Sen. Chris Van Hollen, D-Md., said there’s little doubt that impeachment is affecting how things get done — or don’t get done — in Congress.
“I think it has an undeniable impact,” Van Hollen said, noting that lawmakers are still looking for opportunities to work together on national priorities.
“The impeachment trial showed the Senate at its worst. And I don’t mean the ultimate outcome, as much as I disagreed with that,” Van Hollen said. “I mean the process by which we got there.”
Like many other Democrats, he was disappointed in what he called a “sham” trial that did not include any witnesses.
Many Republicans, meanwhile, remain upset by the entire impeachment process and the inquiry into Trump’s effort to get the leader of Ukraine to investigate former Vice President Joe Biden and his son Hunter Biden, who once served on the board of a Ukrainian company.
House Minority Leader Kevin McCarthy blamed Democrats for not getting anything done on issues that are of concern to voters as impeachment proceedings moved forward.
“They focused their entire time based on impeachment, and they failed,” McCarthy said before Congress began its current break.
Democrats, in response, pointed to hundreds of pieces of legislation they have passed, which then go nowhere because Senate Majority Leader Mitch McConnell refuses to bring the bills up for a vote in the Republican-controlled Senate.
Currently, there seems to be little political appetite from either side to compromise.
For example, members of both parties talked about the need to lower prescription drug prices, but can’t reach an agreement on how to do so. The House in December passed a bill that would allow the government to lower prices for prescription drugs.
Democratic presidential candidates have pressed the issue hard on the campaign trail, trying to show that they will address “kitchen table” issues that voters care about.
Republicans also want to lower prescription drug prices, but believe the Democrats’ approach relies too much on price controls, which they argued could undermine new research.
Rep. Greg Pence, R-Ind., recently spoke about the need to help people who receive surprisingly large medical bills. But, he had words of caution of how to go about it.
“Setting price controls on private transactions gives more power to the federal government and reduces access to health care,” said Pence, who is the brother of Vice President Mike Pence.
One area where there has been some signs of bipartisanship is on issues of foreign policy.
Sen. Tim Kaine, D-Va., recently worked to get support from eight Republicans, who joined Democrats to pass a war powers resolution on Iran that calls for Trump to get congressional support before taking any additional military action against Tehran.
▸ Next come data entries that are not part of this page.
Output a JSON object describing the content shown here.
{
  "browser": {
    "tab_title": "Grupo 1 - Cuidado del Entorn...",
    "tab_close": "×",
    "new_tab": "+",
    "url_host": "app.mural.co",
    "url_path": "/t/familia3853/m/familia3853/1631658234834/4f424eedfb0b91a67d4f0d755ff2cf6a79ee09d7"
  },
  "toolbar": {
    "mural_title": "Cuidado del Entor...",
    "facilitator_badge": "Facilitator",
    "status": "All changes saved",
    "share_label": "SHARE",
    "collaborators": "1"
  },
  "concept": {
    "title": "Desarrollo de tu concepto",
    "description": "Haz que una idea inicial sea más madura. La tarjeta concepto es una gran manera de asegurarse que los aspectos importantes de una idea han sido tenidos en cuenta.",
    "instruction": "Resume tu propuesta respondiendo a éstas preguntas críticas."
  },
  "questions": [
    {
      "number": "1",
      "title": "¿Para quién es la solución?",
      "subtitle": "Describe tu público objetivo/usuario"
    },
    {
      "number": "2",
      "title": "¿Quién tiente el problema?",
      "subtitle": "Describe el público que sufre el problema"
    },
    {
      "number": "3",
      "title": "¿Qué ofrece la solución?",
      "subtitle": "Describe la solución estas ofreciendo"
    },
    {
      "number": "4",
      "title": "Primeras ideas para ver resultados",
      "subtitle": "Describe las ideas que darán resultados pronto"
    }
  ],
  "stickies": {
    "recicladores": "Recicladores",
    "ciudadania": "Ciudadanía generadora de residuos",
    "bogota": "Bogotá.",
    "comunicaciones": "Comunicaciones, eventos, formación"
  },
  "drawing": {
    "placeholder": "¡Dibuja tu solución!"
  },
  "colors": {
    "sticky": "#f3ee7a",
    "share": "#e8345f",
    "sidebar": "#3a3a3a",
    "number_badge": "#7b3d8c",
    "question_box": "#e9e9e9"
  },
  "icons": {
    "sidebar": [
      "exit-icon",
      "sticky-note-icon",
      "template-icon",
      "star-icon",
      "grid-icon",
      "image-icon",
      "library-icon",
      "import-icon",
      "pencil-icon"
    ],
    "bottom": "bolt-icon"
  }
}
Kaine said approval of the resolution was a “breakthrough moment,” and noted he was “really, really proud” that he was able to get bipartisan support.
Even if passed by the House, however, the legislation faces a likely presidential veto.
But moments of bipartisan cooperation on major legislation remain relatively rare, and the presidential campaign is only beginning. Members of both parties are much more likely to sharpen their differences as the presidential race moves ahead and they seek support from voters.
Trump is the first president in the nation’s history to seek reelection after being impeached.